To be as user-friendly as possible, leading cash flow management software makes integrating spreadsheet data a piece of cake.

  • Agicap, for example, features as standard an Excel conversion plug-in.

Using spreadsheets for cash flow management is not Best Practice, but we understand why companies do it. For decades, Excel was not only the best way - but the only way. Luckily nowadays costs have dropped dramatically on software that is specifically designed to pick up where Excel peters away in effectiveness.

Adios Excel!

Generally we find that Agicap customers reach a point in the growth of their business where spreadsheets simply don't cut it:

  • Too complicated to co-ordinate spreadsheets from different departments/entities.

  • Financial variables changing too quickly for spreadsheet cash forecasts to keep up.

  • Too many errors from manual inputs.

  • Too much time spent maintaining spreadsheets that then don't work properly.

  • Pressure from the Board to present cash flow information graphically.

CFOs demand effective cash flow management

As a CFO, you will want your finance team leaders to have a smarter, more scalable approach. Because software like Agicap automates the data consolidation that Excel almost - but never quite - perfects, as well as integrates seamlessly with other software in your tech stack, you can trust the accuracy of cash oversight it brings. And so can your people. They can then spend their time tackling cash flow problems rather than fighting to establish what the basic cash flow situation is.

Dedicated software for cash flow management: Agicap case study

Renova Red SPA is one of numerous Agicap clients that found Agicap's ease of use around spreadsheets to be invaluable.

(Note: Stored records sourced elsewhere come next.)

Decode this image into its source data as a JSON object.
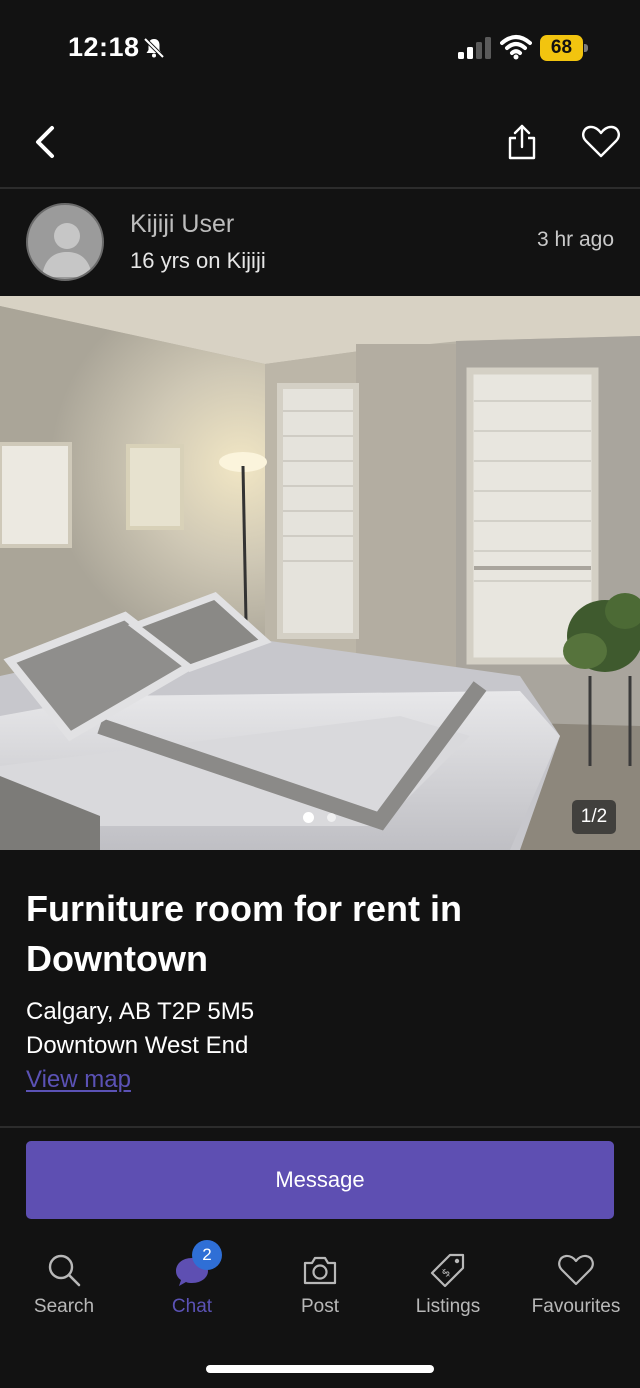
{
  "status_bar": {
    "time": "12:18",
    "battery": "68",
    "icons": [
      "bell-slash-icon",
      "signal-icon",
      "wifi-icon",
      "battery-icon"
    ]
  },
  "top_nav": {
    "icons": [
      "back-icon",
      "share-icon",
      "heart-icon"
    ]
  },
  "seller": {
    "name": "Kijiji User",
    "membership": "16 yrs on Kijiji",
    "posted": "3 hr  ago"
  },
  "photo": {
    "counter": "1/2",
    "current_index": 1,
    "total": 2
  },
  "listing": {
    "title": "Furniture room for rent in Downtown",
    "address": "Calgary, AB T2P 5M5",
    "neighborhood": "Downtown West End",
    "view_map": "View map"
  },
  "actions": {
    "message": "Message"
  },
  "tabbar": {
    "items": [
      {
        "label": "Search",
        "icon": "search-icon"
      },
      {
        "label": "Chat",
        "icon": "chat-icon",
        "badge": "2",
        "active": true
      },
      {
        "label": "Post",
        "icon": "camera-icon"
      },
      {
        "label": "Listings",
        "icon": "tag-icon"
      },
      {
        "label": "Favourites",
        "icon": "heart-icon"
      }
    ]
  },
  "colors": {
    "background": "#121212",
    "accent": "#5e4fb2",
    "link": "#5b52b5",
    "badge": "#2f6fd6",
    "battery": "#f2c40f"
  }
}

Based in Italy, this growing firm manages no less than 53 construction sites. This takes a high degree of financial co-ordination, particularly to arrive at a unified cash flow forecast for the company based on so many different sources.

CFO Marco Casadei uses Agicap's functionality with Excel to simply upload site budget spreadsheets onto the centralised Agicap platform, and then uses the dashboard function to keep a close and continuous eye on the overall financial picture.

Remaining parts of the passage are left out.